Merchant Hydrogen Generation and On-site Distributed Generation

Report Highlights

• Revenues from merchant and on-site hydrogen sales will reach $2.7 billion in 2008, up from $1.8 billion in 2003, at an average annual growth rate (AAGR) of 8.5%.
• Revenues for hydrogen packaged in cylinders will decrease from $535.4 million in 2003 to $381.8 million in 2008, for an AAGR of -7.0%.
• Dispersed, small-size “on-demand” plants will see revenues rise to $83.3 million in 2008, up from $41.2 million in 2003, at an AAGR of 15.1%.
• Liquid hydrogen shipment revenues will increase from $487.8 million in 2003 to $641.5 million in 2008, at an AAGR of 5.6%.
• Revenues from on-site plants and pipelines will rise at an AAGR of 16.7% from $735.6 million in 2003 to $1,593.4 million in 2008.

INTRODUCTION

Hydrogen now is a major energy source, and an important chemical feedstock for a multitude of key industrial processes. Therefore, customers are looking for reliable cost-effective supply options, among them, the utilization of hydrogen from merchant and on-site gas suppliers, and small hydrogen generators on-site at end-user facilities. Together, they meet the needs of users in specialty chemicals, fats and oils, metals, glass and power utilities. On-site hydrogen generators will increase and boost productivity and enhance product quality for these end users.

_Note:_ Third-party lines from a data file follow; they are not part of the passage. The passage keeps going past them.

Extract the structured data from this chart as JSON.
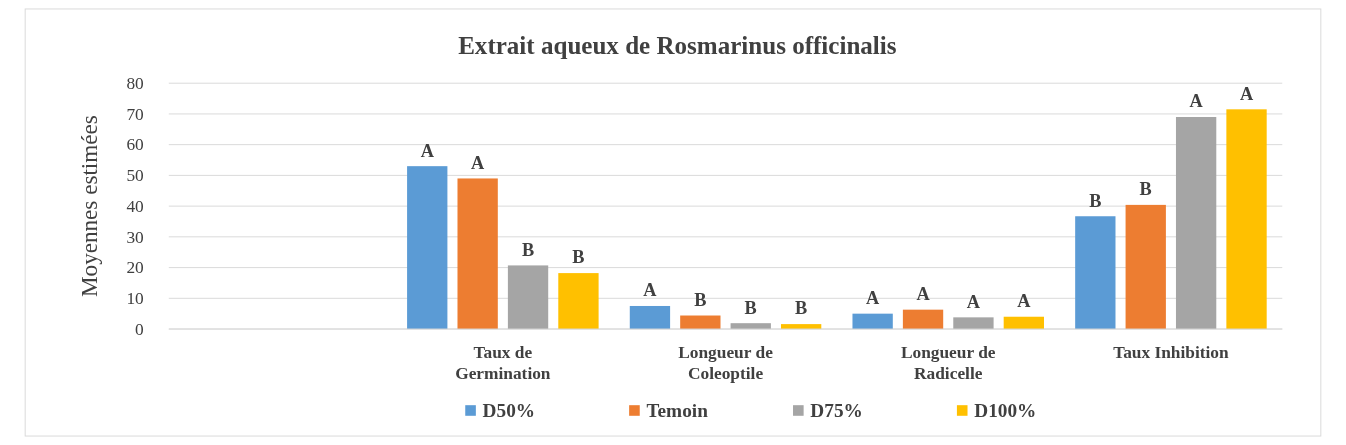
{
  "chart_data": {
    "type": "bar",
    "title": "Extrait aqueux de Rosmarinus officinalis",
    "ylabel": "Moyennes estimées",
    "categories": [
      null,
      "Taux de Germination",
      "Longueur de Coleoptile",
      "Longueur de Radicelle",
      "Taux Inhibition"
    ],
    "series": [
      {
        "name": "D50%",
        "color": "#5b9bd5",
        "values": [
          null,
          53,
          7.5,
          5,
          36.7
        ],
        "value_labels": [
          null,
          "A",
          "A",
          "A",
          "B"
        ]
      },
      {
        "name": "Temoin",
        "color": "#ed7d31",
        "values": [
          null,
          49,
          4.4,
          6.3,
          40.4
        ],
        "value_labels": [
          null,
          "A",
          "B",
          "A",
          "B"
        ]
      },
      {
        "name": "D75%",
        "color": "#a5a5a5",
        "values": [
          null,
          20.7,
          1.9,
          3.8,
          69
        ],
        "value_labels": [
          null,
          "B",
          "B",
          "A",
          "A"
        ]
      },
      {
        "name": "D100%",
        "color": "#ffc000",
        "values": [
          null,
          18.2,
          1.6,
          4,
          71.5
        ],
        "value_labels": [
          null,
          "B",
          "B",
          "A",
          "A"
        ]
      }
    ],
    "ylim": [
      0,
      80
    ],
    "yticks": [
      0,
      10,
      20,
      30,
      40,
      50,
      60,
      70,
      80
    ],
    "grid": "y",
    "legend": "bottom"
  }
}
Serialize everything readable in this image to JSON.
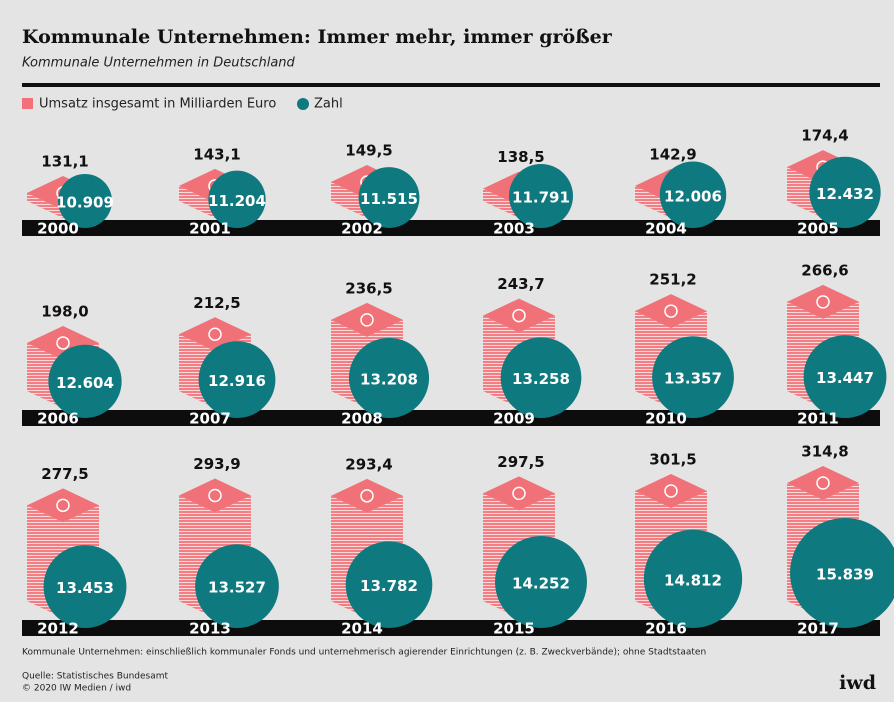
{
  "chart_data": {
    "type": "pictogram",
    "title": "Kommunale Unternehmen: Immer mehr, immer größer",
    "subtitle": "Kommunale Unternehmen in Deutschland",
    "categories": [
      "2000",
      "2001",
      "2002",
      "2003",
      "2004",
      "2005",
      "2006",
      "2007",
      "2008",
      "2009",
      "2010",
      "2011",
      "2012",
      "2013",
      "2014",
      "2015",
      "2016",
      "2017"
    ],
    "series": [
      {
        "name": "Umsatz insgesamt in Milliarden Euro",
        "color": "#f07177",
        "values": [
          131.1,
          143.1,
          149.5,
          138.5,
          142.9,
          174.4,
          198.0,
          212.5,
          236.5,
          243.7,
          251.2,
          266.6,
          277.5,
          293.9,
          293.4,
          297.5,
          301.5,
          314.8
        ],
        "value_labels": [
          "131,1",
          "143,1",
          "149,5",
          "138,5",
          "142,9",
          "174,4",
          "198,0",
          "212,5",
          "236,5",
          "243,7",
          "251,2",
          "266,6",
          "277,5",
          "293,9",
          "293,4",
          "297,5",
          "301,5",
          "314,8"
        ]
      },
      {
        "name": "Zahl",
        "color": "#0e7a80",
        "values": [
          10909,
          11204,
          11515,
          11791,
          12006,
          12432,
          12604,
          12916,
          13208,
          13258,
          13357,
          13447,
          13453,
          13527,
          13782,
          14252,
          14812,
          15839
        ],
        "value_labels": [
          "10.909",
          "11.204",
          "11.515",
          "11.791",
          "12.006",
          "12.432",
          "12.604",
          "12.916",
          "13.208",
          "13.258",
          "13.357",
          "13.447",
          "13.453",
          "13.527",
          "13.782",
          "14.252",
          "14.812",
          "15.839"
        ]
      }
    ],
    "note": "Kommunale Unternehmen: einschließlich kommunaler Fonds und unternehmerisch agierender Einrichtungen (z. B. Zweckverbände); ohne Stadtstaaten",
    "source": "Quelle: Statistisches Bundesamt",
    "copyright": "© 2020 IW Medien / iwd",
    "logo": "iwd"
  }
}
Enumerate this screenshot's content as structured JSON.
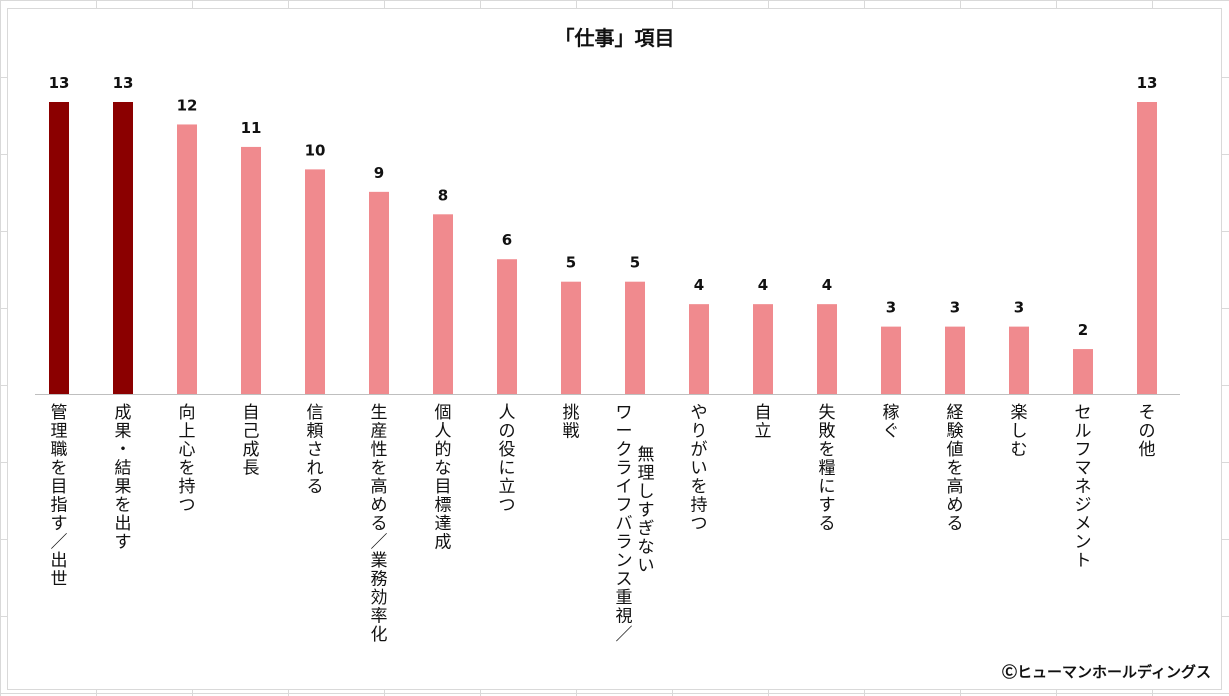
{
  "chart_data": {
    "type": "bar",
    "title": "「仕事」項目",
    "categories": [
      "管理職を目指す／出世",
      "成果・結果を出す",
      "向上心を持つ",
      "自己成長",
      "信頼される",
      "生産性を高める／業務効率化",
      "個人的な目標達成",
      "人の役に立つ",
      "挑戦",
      "無理しすぎない ワークライフバランス重視／",
      "やりがいを持つ",
      "自立",
      "失敗を糧にする",
      "稼ぐ",
      "経験値を高める",
      "楽しむ",
      "セルフマネジメント",
      "その他"
    ],
    "values": [
      13,
      13,
      12,
      11,
      10,
      9,
      8,
      6,
      5,
      5,
      4,
      4,
      4,
      3,
      3,
      3,
      2,
      13
    ],
    "bar_colors": [
      "#8b0000",
      "#8b0000",
      "#f08a8e",
      "#f08a8e",
      "#f08a8e",
      "#f08a8e",
      "#f08a8e",
      "#f08a8e",
      "#f08a8e",
      "#f08a8e",
      "#f08a8e",
      "#f08a8e",
      "#f08a8e",
      "#f08a8e",
      "#f08a8e",
      "#f08a8e",
      "#f08a8e",
      "#f08a8e"
    ],
    "ylim": [
      0,
      13
    ],
    "grid": false,
    "legend": "none",
    "data_labels": true
  },
  "copyright": "Ⓒヒューマンホールディングス"
}
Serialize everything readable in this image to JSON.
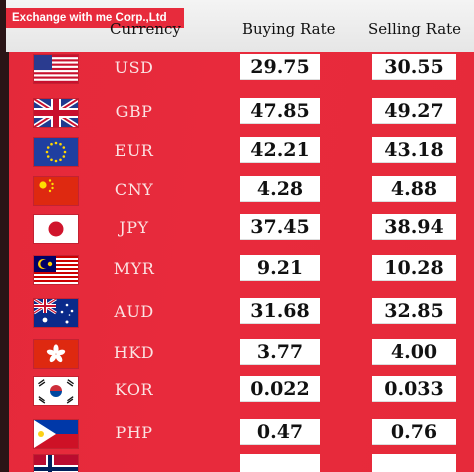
{
  "company": "Exchange with me Corp.,Ltd",
  "headers": {
    "currency": "Currency",
    "buying": "Buying Rate",
    "selling": "Selling Rate"
  },
  "rows": [
    {
      "code": "USD",
      "buy": "29.75",
      "sell": "30.55",
      "flag": "us-flag-icon"
    },
    {
      "code": "GBP",
      "buy": "47.85",
      "sell": "49.27",
      "flag": "uk-flag-icon"
    },
    {
      "code": "EUR",
      "buy": "42.21",
      "sell": "43.18",
      "flag": "eu-flag-icon"
    },
    {
      "code": "CNY",
      "buy": "4.28",
      "sell": "4.88",
      "flag": "china-flag-icon"
    },
    {
      "code": "JPY",
      "buy": "37.45",
      "sell": "38.94",
      "flag": "japan-flag-icon"
    },
    {
      "code": "MYR",
      "buy": "9.21",
      "sell": "10.28",
      "flag": "malaysia-flag-icon"
    },
    {
      "code": "AUD",
      "buy": "31.68",
      "sell": "32.85",
      "flag": "australia-flag-icon"
    },
    {
      "code": "HKD",
      "buy": "3.77",
      "sell": "4.00",
      "flag": "hongkong-flag-icon"
    },
    {
      "code": "KOR",
      "buy": "0.022",
      "sell": "0.033",
      "flag": "korea-flag-icon"
    },
    {
      "code": "PHP",
      "buy": "0.47",
      "sell": "0.76",
      "flag": "philippines-flag-icon"
    }
  ],
  "colors": {
    "board": "#e62a3a",
    "header": "#f0f0f0",
    "rate_box": "#ffffff"
  }
}
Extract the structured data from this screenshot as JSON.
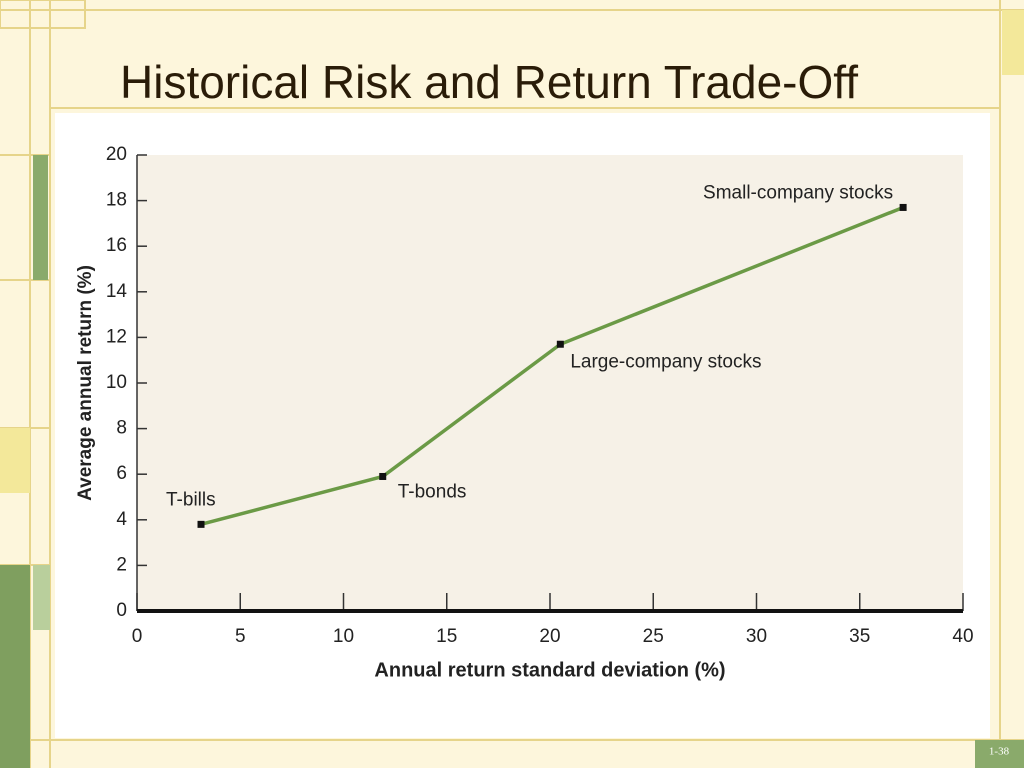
{
  "slide_title": "Historical Risk and Return Trade-Off",
  "slide_number": "1-38",
  "chart_data": {
    "type": "line",
    "x": [
      3.1,
      11.9,
      20.5,
      37.1
    ],
    "values": [
      3.8,
      5.9,
      11.7,
      17.7
    ],
    "point_labels": [
      "T-bills",
      "T-bonds",
      "Large-company stocks",
      "Small-company stocks"
    ],
    "color": "#6b9a46",
    "xlabel": "Annual return standard deviation (%)",
    "ylabel": "Average annual return (%)",
    "xlim": [
      0,
      40
    ],
    "xticks": [
      0,
      5,
      10,
      15,
      20,
      25,
      30,
      35,
      40
    ],
    "ylim": [
      0,
      20
    ],
    "yticks": [
      0,
      2,
      4,
      6,
      8,
      10,
      12,
      14,
      16,
      18,
      20
    ]
  }
}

While gas cylinders are the most widely used method for hydrogen delivery, they suffer from a number of major drawbacks, including the potential to cause serious injury, either through misuse or ignorance of the dangers involved in working with high-pressure gases. Bulk delivery of liquid hydrogen likely will remain more expensive than the bulk delivery of other fuels.

On-site distributed hydrogen generation either by small “in-demand,” or intermediate size generators, however, ensures that the end user has complete control over the gas supply. Once installed, the gas always is available when needed. It also frees the immediate vicinity of bulk cylinders and avoids the hazards and time involved in moving cylinders into and out of a building.

This comprehensive BCC report on merchant and on-site hydrogen sourcing analyzes, evaluates, assesses and quantifies the U.S. market for merchant and on-site hydrogen generation. The study provides a comprehensive assessment and evaluation of the current and near-term market for merchant hydrogen utilization and on-site hydrogen generation, including technical developments to meet the forecasted market. It also looks at the international scene with due consideration given to relationships between major producers and consumers.

SCOPE OF STUDY

The report contains:

• Investigation and assessment of the future use of merchant hydrogen and on-site distributed generation
• Analysis of the structure of the industry and assessment of key players, distribution channels, key customer values and purchasing influences
• Examination of how environmental regulations and alliances affect sales of hydrogen generators
• Evaluation of the factors necessary for deciding the most appropriate hydrogen generator size and required purity
• Determination of the extent of the impact of the on-site hydrogen generator market on the merchant hydrogen industry
• Forecasts by technology to 2008.

METHODOLOGY

In this report, both historic and current data have been utilized for analyzing the market for merchant and onsite hydrogen generators. The results of the calculations presented here are therefore based on three components; a historic analysis of the global market in the period 2000 to 2003; estimates for 2003, and forecasted market scenarios for the 2003 to 2008 time frames. The report also gives estimates of the market for merchant and onsite hydrogen generators by size of unit.

AUTHOR CREDENTIALS

Edward Gobina is a Research Professor in Chemical & Processing Engineering and has over 15 years research and teaching experience in petrochemical reaction engineering, catalysis and membrane technology. He has been published extensively, with over 100 relevant publications in international scientific journals. He is the author of three major patents on membrane-related technologies and the author of eight previous reports relating to the chemical energy, and oil and gas industries. He is currently the principal investigator of three externally funded research projects involving postdoctoral researchers designing new compact reactor systems for enhancing fluid processing in offshore/deepwater platforms. Dr. Edward Gobina is a member of the European Membrane Society (EMS), the North American Membrane Society (NAMS) and the New York Academy of Sciences (NYAS). He is currently the director at the Centre for Process Integration and Membrane Technology (CPIMT) within the school of engineering at the Robert Gordon University in the UK.